随意随想

「熱中症にご用心」

大阪体育大学教授 大塚 保信

この季節、早いところでは秋の虫が涼やかな音色をそこここで奏でているかもしれない。しかし9月号の原稿に筆を走らせているこの時期は、何時も茹だる暑さとのたたかいである。ことに今年の暑さは半端ではなかった。家の中に居ても熱中症にかかり大事に至った高齢者もあったと報道が繰り返し伝えたほどである。打ち水をした路地で、縁台床机に腰をかけ、夕涼みがてら井戸で冷やしたスイカに舌鼓をうったあの頃の懐かしい日本と違い、地道はアスファルトで固められ、どの家からもクーラーの熱風がおかまいなしに外に吐き出されている今の日本は、亜熱帯を通り越して熱帯地域に変化したのではなかろうか。

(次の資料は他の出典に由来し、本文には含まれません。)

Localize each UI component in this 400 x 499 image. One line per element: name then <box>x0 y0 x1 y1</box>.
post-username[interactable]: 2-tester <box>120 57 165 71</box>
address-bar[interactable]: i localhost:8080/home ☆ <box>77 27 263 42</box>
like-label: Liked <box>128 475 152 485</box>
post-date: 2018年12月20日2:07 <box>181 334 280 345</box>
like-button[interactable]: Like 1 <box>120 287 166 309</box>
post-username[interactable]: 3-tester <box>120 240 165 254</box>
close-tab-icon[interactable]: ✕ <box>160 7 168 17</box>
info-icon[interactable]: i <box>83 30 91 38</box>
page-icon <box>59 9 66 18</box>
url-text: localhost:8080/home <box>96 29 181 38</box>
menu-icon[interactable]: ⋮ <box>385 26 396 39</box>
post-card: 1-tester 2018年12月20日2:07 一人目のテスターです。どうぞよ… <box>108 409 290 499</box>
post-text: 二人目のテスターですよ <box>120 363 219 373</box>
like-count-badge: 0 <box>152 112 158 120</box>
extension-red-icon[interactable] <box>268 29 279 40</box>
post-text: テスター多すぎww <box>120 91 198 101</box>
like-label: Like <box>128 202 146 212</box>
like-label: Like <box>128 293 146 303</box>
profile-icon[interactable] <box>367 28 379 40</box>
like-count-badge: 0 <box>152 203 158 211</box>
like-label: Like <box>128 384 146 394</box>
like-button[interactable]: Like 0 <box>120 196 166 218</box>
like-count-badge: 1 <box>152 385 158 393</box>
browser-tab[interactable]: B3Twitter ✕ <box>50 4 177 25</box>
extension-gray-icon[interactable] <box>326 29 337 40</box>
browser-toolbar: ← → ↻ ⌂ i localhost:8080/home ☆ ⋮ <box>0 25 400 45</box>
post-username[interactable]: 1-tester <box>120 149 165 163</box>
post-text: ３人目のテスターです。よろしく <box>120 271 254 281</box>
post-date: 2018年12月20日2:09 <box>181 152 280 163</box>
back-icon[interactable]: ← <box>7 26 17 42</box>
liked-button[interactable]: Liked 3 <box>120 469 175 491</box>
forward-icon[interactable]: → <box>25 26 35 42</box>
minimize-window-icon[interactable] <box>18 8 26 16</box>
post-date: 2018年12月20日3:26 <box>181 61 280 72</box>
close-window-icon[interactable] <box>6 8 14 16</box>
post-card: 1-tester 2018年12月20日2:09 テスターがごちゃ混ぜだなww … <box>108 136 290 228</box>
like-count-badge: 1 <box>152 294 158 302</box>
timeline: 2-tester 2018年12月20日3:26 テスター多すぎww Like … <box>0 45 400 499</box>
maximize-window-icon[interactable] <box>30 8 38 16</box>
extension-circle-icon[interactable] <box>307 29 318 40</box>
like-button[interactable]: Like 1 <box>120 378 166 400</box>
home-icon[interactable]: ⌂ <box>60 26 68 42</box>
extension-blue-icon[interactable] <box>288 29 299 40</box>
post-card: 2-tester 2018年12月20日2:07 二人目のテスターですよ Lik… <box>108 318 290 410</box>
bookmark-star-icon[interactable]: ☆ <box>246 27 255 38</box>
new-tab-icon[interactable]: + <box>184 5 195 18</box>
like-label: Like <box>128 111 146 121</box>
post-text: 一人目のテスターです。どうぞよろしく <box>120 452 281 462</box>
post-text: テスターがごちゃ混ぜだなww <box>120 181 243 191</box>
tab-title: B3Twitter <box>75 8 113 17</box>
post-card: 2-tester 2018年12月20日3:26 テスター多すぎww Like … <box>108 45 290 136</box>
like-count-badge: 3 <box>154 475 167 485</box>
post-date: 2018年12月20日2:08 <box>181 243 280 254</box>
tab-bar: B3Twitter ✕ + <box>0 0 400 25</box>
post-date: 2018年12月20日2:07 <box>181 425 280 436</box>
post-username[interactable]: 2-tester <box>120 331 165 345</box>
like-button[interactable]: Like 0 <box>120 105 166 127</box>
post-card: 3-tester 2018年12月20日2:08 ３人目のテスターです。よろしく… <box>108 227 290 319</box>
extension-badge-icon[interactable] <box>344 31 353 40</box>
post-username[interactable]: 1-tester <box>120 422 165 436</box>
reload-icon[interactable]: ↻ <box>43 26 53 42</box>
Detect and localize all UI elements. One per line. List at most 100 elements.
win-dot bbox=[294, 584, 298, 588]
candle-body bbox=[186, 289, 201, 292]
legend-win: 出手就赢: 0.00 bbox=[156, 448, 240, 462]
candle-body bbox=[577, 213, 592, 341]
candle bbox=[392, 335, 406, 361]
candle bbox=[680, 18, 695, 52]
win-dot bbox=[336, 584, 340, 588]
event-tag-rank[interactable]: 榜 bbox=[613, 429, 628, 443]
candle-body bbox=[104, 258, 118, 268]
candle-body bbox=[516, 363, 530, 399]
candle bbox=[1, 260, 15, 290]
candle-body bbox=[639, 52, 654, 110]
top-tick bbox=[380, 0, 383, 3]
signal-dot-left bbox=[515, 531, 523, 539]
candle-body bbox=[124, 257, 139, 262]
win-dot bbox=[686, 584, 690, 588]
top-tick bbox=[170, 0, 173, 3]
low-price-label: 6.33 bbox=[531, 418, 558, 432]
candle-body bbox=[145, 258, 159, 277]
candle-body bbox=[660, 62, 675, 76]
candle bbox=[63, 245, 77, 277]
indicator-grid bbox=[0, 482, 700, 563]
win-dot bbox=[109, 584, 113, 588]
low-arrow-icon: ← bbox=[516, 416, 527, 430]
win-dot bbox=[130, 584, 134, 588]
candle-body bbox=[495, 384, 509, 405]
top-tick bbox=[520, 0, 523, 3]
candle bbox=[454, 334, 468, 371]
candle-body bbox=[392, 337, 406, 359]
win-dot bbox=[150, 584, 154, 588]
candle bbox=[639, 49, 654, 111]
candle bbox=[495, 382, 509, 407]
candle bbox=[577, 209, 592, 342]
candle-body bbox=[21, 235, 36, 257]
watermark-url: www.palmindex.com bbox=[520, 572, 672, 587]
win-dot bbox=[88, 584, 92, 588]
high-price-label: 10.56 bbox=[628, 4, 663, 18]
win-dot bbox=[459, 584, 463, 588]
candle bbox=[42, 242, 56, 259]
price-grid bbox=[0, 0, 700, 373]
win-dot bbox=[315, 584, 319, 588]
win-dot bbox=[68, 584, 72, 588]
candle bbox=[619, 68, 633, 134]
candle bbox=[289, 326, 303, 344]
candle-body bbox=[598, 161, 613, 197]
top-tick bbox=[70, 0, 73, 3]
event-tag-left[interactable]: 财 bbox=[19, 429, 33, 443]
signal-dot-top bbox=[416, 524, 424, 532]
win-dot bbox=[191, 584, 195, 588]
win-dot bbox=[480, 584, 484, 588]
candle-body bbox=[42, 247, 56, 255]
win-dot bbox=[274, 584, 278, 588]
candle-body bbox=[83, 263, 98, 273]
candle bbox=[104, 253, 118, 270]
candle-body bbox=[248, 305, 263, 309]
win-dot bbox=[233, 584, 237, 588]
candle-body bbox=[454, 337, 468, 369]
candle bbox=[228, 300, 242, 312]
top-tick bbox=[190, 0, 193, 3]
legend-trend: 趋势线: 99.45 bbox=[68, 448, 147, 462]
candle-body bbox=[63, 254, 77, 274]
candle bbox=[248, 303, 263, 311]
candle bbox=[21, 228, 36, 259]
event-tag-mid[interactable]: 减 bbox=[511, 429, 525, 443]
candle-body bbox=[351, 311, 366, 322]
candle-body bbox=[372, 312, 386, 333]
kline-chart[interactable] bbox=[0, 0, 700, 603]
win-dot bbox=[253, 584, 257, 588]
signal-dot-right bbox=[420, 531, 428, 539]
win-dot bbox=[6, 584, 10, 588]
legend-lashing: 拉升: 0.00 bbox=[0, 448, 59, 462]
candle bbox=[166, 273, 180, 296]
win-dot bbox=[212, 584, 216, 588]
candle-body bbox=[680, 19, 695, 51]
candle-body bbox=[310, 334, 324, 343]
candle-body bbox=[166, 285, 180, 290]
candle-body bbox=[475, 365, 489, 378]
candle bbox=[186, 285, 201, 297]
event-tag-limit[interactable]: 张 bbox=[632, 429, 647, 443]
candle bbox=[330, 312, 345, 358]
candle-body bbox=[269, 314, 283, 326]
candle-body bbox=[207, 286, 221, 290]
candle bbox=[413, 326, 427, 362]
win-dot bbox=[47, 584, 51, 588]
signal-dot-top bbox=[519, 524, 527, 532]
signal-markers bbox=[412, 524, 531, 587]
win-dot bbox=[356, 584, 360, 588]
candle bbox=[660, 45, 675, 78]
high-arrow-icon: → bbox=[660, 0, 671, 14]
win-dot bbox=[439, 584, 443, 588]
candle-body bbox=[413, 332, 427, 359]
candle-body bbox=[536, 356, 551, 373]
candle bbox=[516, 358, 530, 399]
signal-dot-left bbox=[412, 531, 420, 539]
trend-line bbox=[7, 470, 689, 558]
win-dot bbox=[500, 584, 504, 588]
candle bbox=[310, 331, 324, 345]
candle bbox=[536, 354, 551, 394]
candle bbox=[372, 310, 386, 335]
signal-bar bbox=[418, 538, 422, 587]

しかし、暑けに罹り体調を悪くするばかりが熱中症ではない。ひとつのことに目を奪われて、周りが見えないほど熱心に取り組む姿や考え方も時としてある種の熱中症をよびおこすものである。パソコンやゲーム遊びに夢中で一日の殆どを費やしている若者や、タレントや俳優を海外まで追っかけまわして悦に入っている中年女性もある種の熱中症に罹っていると言ってもいいかもしれない。かくいう私も、今何かと話題になっている大相撲であるが、その昔ひいき力士の栃錦が負けた日には、晩御飯も食べなかったほど熱中症に罹っていたものである。

しかしながら何といっても今年の上半期世界中で一番感染した熱中症は、はじめて南国アフリカの地で開催されたサッカーのワールドカップではなかったか。夜遅く、いや朝早くまでテレビにかじりついておられたお方も多かったはずである。いまでは人気スポーツのひとつに数えられるが、若い世代を除いて、昔から多くの日本人がサッカーにそれほど熱狂的であったとは思われず、多くはルールも詳しく知らないにわかファンであったように思う。まして大会前の日本チームの戦績は芳しくなく大会本番での期待も薄く、盛り上がりに欠けていた。

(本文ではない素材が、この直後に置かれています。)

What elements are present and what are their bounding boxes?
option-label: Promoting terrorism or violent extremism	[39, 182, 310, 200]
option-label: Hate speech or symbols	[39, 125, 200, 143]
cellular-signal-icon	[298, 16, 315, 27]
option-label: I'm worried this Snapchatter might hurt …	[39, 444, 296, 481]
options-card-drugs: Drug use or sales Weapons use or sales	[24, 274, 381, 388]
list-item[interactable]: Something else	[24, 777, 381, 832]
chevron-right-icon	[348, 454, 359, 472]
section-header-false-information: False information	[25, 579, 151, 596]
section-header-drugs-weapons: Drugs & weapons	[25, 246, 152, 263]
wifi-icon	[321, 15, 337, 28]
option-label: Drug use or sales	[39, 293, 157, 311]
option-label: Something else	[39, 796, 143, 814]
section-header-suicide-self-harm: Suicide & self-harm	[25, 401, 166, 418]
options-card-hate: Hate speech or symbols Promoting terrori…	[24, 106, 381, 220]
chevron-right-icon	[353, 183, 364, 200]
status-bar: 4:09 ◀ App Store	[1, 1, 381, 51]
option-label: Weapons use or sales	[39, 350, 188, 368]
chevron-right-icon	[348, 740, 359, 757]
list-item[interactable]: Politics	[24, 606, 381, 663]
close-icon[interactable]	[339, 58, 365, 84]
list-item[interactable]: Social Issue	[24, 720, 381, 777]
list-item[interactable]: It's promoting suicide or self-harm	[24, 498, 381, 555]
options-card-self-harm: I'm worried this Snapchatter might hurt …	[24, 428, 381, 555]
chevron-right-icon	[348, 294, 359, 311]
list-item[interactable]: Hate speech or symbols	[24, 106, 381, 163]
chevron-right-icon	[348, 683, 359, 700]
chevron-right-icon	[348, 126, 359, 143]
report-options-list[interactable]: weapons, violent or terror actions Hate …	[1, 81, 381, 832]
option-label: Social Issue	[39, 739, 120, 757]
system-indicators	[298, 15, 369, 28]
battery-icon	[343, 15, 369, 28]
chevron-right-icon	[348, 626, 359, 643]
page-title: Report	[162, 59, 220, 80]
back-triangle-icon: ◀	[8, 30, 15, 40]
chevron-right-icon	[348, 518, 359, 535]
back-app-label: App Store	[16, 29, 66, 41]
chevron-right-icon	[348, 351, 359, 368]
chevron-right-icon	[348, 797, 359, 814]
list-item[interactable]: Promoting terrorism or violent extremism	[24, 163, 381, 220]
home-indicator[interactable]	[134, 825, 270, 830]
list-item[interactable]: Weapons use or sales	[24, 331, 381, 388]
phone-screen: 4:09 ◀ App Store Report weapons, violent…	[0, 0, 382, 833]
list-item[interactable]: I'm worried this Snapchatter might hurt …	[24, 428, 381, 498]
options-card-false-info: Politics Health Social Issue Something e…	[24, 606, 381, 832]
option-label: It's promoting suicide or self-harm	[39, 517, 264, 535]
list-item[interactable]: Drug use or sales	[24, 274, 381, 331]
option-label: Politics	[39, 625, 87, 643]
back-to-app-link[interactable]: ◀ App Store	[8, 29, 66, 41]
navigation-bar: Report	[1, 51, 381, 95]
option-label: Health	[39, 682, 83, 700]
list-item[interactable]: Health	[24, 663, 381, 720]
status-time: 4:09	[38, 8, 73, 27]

丁度その頃、これからの日本の行く手を見極める大切な参議院議員選挙を控えている最中ではあったが、日本チームが予選を突破し決勝リーグに進むと選挙報道は片隅に追いやられ、連日テレビや新聞が過剰なまでに取り上げ煽るものだから、国民全体がサッカー熱中症にかかった状態でもあった。阪神だ、巨人だとひいきチームを持ち上げ、相手チームを徹底して攻撃しあっているプロ野球ファンもこの時ばかりは呉越同舟で笑顔がたえない。日本を出るとき酷評されていた監督も帰国時には手のひらを返したように、さながら凱旋将軍の扱いである。スポーツ観戦はファン同士が気持ちをひとつにして「行けいけドンドン」と声援を送るから楽しいのはよく分かるけれど、一方的に過熱する熱中状況にも少々うんざりもした。

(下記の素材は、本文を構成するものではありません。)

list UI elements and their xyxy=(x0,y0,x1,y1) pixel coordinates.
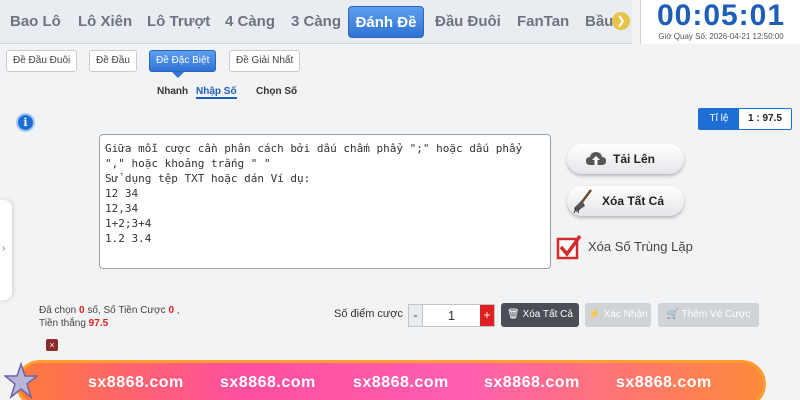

テレビ中継を見ていなかったと言うと、白い目でにらまれ、まかり間違って対戦した相手選手の素晴らしいプレイを賞賛しようものなら、そんな人間はとっとと向こうへ行ってくれと仲間はずれにされてしまう始末である。すこし飛躍し過ぎかもしれないが、ふと、70年ほど前「右むけみぎ」で見事に思想統制され、国民の殆どが同じ方向に向けて突っ走っていたあの忌まわしい戦争さなかの国民感情が頭をよぎった。当時は皆んなと同じように考え、行動しなければ「非国民」と罵られることもあった。たかがサッカーごときことで大仰なとのご批判もあろうが、今の時代、つまらぬデマや一方的なマスコミ報道によって一夜にして世情が変わる浅薄さ、不気味さを苦々しく思うことがしばしばある。バナナが体に良いと人気テレビ番組が伝えれば、一夜にして店頭からバナナが姿を消し、ポリフェノール成分が多量に含まれていると言えばビールに代わって赤ワインが晩酌に登場する。

周りの熱中した雰囲気に飲み込まれず、冷静に少し違った角度から物を見たり考えれば、もっと別の判断や魅力ある世界を発見する楽しみがあるのに、周りが見えなくなるところに熱中症のこわさがある。とにかく熱中症に罹らないようにするには、水分をこまめに取り涼しいところで体を冷やすことが肝心で、そうすれば健康状態も保たれ正常な判断力も損なわれることは無いようだ。現にワールドカップで世界中がカッカと熱をあげ優勝を争っているときに、「予言ダコ」で有名になったドイツのパウエル君は、多くの評論家や専門家の予想や意見に従うことなく、涼しい水槽の中でたっぷり水分を吸い込んで、自国のドイツ国民にも遠慮することなく、冷静に自分の判断でスペインの優勝を256分の1の確率で的中させたではないか。